Even before Shaquille O’Neal began his performance as DJ Diesel on Thursday night at Mémoire, the new nightclub at Encore Boston Harbor, the NBA legend made his presence known.
Around 11:15 p.m., a large cheer emanated from the second-floor poker tables as Shaq walked through, waving and cracking smiles with his sizable entourage. The Big Aristotle (or Big Shamrock, as he goes by in Boston) may have only played one season for the Celtics, but the gamblers treated him like a local lifer.
“I thought it was Antoine Walker,” said one seated at a nearby table, briefly confusing O’Neal for the former Celtics power forward.
Meanwhile, downstairs at the casino floor’s main bar, Bruins players Charlie McAvoy and Sean Kuraly were able to order drinks in comparatively incognito fashion, a fringe benefit of not being 7-foot-1 and rolling with a crew of 15.

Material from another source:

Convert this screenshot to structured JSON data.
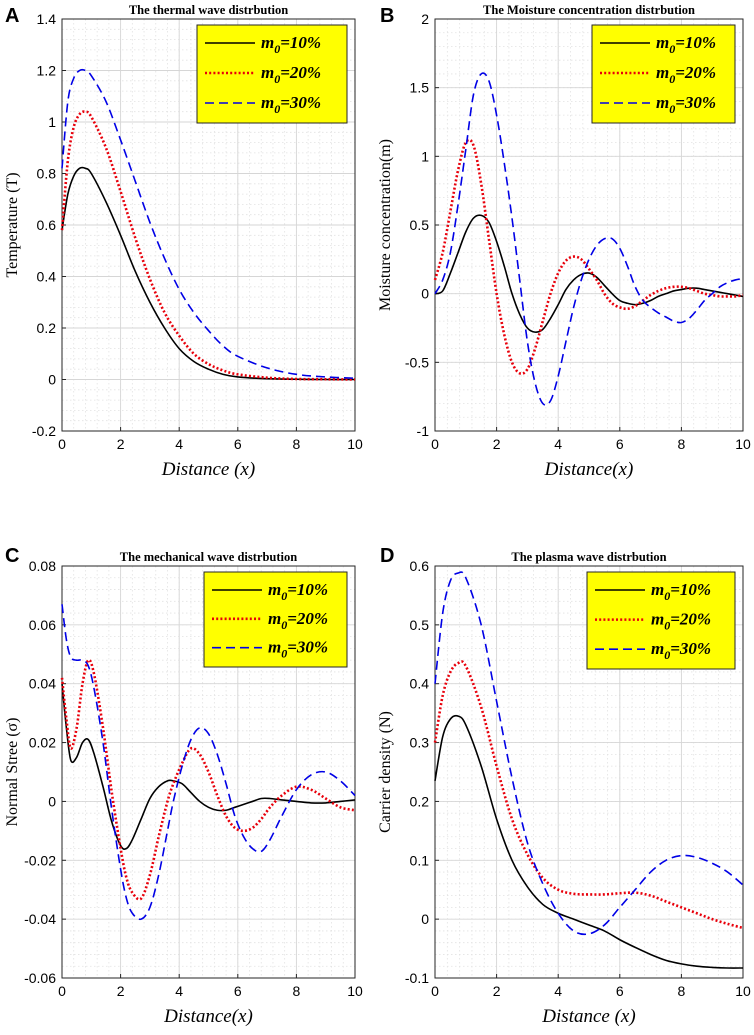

Inside the 600-person-capacity Mémoire, O’Neal decided to hang out in the VIP area next to the performance stand for a full hour before his set began. Most artists spend time before a show relaxing backstage, but O’Neal was a man of the people, making sure to do multiple laps around the edge of the roped-off space to pose for photos with many of the fans in attendance.
Shortly after O’Neal started his set at 12:30 a.m., however, he was ready for the photos to stop and the crowd to focus.
“Put those [expletive] cameras down,” O’Neal, clad in a black tank top, growled into the mic. “We’re here to party.”
While clubgoers never really stopped taking photos and videos, they certainly obliged O’Neal’s request to party. The big man threw down a bass-heavy dubstep set, and made liberal use of Mémoire’s laser light system, 450-inch LED wall, and overhead fog cannons.
Along with ear-shattering club bangers, O’Neal would occasionally mix in a portion of an incongruous song for the crowd to sing along to, like Vanessa Carlton’s “A Thousand Miles” or The Killers’ “Mr. Brightside,” before dropping the bass. The crowd even broke into a few impromptu mosh pits, though Mémoire staff made sure things never got out of hand.
The enduring image of the evening was the moment O’Neal lifted a cardboard cutout of himself over his head, waving it in rhythm to the music. Grabbing the mic once more, he delivered a message that had been clear since the moment he arrived: “Big Shamrock is back.”